Here’s the synopsis:

“DECONSTRUCTING TOLKIEN has something to offer just about everyone, no matter where your particular passions may lie. In this collection of essays, stories, discourses, and tributes, Ed McFadden has gathered together a wide range of topics, perspectives, and outlooks on some of the most intriguing factors concerning THE LORD OF THE RINGS. LORD OF THE RINGS is a masterpiece that can be examined and re-examined through the course of one’s life. The complex narrative, written with nonlinear gambits, plot-twists, stratagems, and a fusion of secondary stories, offer themselves up to continual review and analysis.” -from the introduction by Tom Piccirilli, author of Mean Sheep, The Night Class and Grave Men

This special e-book edition contains new analysis of The Hobbit not available in the print edition.

Praise for Deconstructing Tolkien: A Fundamental Analysis of The Lord of the Rings-

Nth Degree Magazine – “[DT] is one of the most approachable analyses of Tolkien that I’ve read. McFadden alternates between his own opinions on Tolkien and fiction from authors that he feels had some influence on The Lord of the Rings. I found myself disagreeing with McFadden’s points almost as often as I agreed with them but, most importantly, McFadden’s analysis always made me look deeper at a story that I thought I knew pretty well already. And isn’t that what all good analyses should do?”

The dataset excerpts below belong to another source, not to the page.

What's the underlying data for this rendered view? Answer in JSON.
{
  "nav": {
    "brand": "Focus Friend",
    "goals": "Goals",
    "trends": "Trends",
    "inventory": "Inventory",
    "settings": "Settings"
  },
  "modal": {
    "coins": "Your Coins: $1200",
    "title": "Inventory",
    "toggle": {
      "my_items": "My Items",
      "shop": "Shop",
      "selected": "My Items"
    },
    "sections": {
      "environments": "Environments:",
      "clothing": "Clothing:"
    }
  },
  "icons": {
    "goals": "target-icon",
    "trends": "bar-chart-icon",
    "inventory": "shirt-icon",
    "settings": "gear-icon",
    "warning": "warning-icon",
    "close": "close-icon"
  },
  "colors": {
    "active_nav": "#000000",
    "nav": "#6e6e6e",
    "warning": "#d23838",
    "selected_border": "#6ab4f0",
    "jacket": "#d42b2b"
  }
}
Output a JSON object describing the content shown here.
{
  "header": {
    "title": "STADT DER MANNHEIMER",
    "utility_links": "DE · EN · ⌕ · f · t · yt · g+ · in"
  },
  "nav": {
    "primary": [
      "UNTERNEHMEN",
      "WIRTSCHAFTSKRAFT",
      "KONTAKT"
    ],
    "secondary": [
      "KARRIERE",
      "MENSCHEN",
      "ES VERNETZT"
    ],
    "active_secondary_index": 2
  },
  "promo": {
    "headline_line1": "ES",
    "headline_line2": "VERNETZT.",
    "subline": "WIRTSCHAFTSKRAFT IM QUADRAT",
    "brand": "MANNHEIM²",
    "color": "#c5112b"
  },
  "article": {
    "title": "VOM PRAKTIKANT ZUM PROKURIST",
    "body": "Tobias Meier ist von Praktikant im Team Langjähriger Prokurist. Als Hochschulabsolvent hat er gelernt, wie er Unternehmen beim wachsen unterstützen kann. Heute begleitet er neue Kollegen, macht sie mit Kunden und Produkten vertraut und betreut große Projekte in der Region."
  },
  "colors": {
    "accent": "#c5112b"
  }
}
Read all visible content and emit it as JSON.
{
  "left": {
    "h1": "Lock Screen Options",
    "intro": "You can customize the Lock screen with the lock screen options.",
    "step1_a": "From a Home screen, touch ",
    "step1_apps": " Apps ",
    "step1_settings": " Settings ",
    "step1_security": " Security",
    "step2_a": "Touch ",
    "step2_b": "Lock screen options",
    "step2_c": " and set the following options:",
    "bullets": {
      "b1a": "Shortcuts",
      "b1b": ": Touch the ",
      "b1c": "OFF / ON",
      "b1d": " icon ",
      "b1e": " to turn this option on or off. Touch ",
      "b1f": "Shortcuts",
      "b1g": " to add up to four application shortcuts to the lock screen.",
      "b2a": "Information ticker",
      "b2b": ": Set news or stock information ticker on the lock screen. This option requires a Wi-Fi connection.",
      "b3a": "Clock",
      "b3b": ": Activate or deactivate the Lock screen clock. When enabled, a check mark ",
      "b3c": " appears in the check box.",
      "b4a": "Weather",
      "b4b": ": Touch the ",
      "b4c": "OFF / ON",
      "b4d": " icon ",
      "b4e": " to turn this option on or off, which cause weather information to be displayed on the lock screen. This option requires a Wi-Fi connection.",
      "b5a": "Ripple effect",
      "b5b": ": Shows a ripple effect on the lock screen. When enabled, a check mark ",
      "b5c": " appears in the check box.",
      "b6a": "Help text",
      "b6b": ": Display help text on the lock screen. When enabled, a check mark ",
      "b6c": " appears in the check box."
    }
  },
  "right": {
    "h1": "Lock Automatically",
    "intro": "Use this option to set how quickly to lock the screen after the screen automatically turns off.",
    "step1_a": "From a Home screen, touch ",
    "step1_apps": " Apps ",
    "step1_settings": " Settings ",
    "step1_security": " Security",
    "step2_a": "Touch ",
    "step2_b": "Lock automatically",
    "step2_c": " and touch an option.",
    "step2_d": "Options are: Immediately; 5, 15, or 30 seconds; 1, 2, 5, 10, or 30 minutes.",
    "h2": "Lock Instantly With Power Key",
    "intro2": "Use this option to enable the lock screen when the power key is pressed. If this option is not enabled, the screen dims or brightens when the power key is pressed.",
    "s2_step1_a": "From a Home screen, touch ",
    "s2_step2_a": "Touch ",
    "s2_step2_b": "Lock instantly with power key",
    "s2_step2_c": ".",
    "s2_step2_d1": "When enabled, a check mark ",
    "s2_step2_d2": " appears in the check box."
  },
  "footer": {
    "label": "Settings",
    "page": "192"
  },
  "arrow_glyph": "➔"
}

YBFREE.com by Jennifer Walford. “Mcfadden’s choice of layout for this book using essays and short fiction is innovative and works quite well for the purposes of providing a rich understanding of the Tolkien phenomena. Blending essay with notable fiction, Mcfadden provides thought provoking evidence on Tolkien’s inspirations, especially from his contemporaries and friend C.S. Lewis, and the influence of writers like H.G. Wells. Even more impressive was the inclusion of a story by self-proclaimed protégé of the Tolkien school of style, Jane Yolen. This inclusion solidified McFadden’s arguments on how pervasive LOTR has been, and in light of the films, will continue to be for many generations.”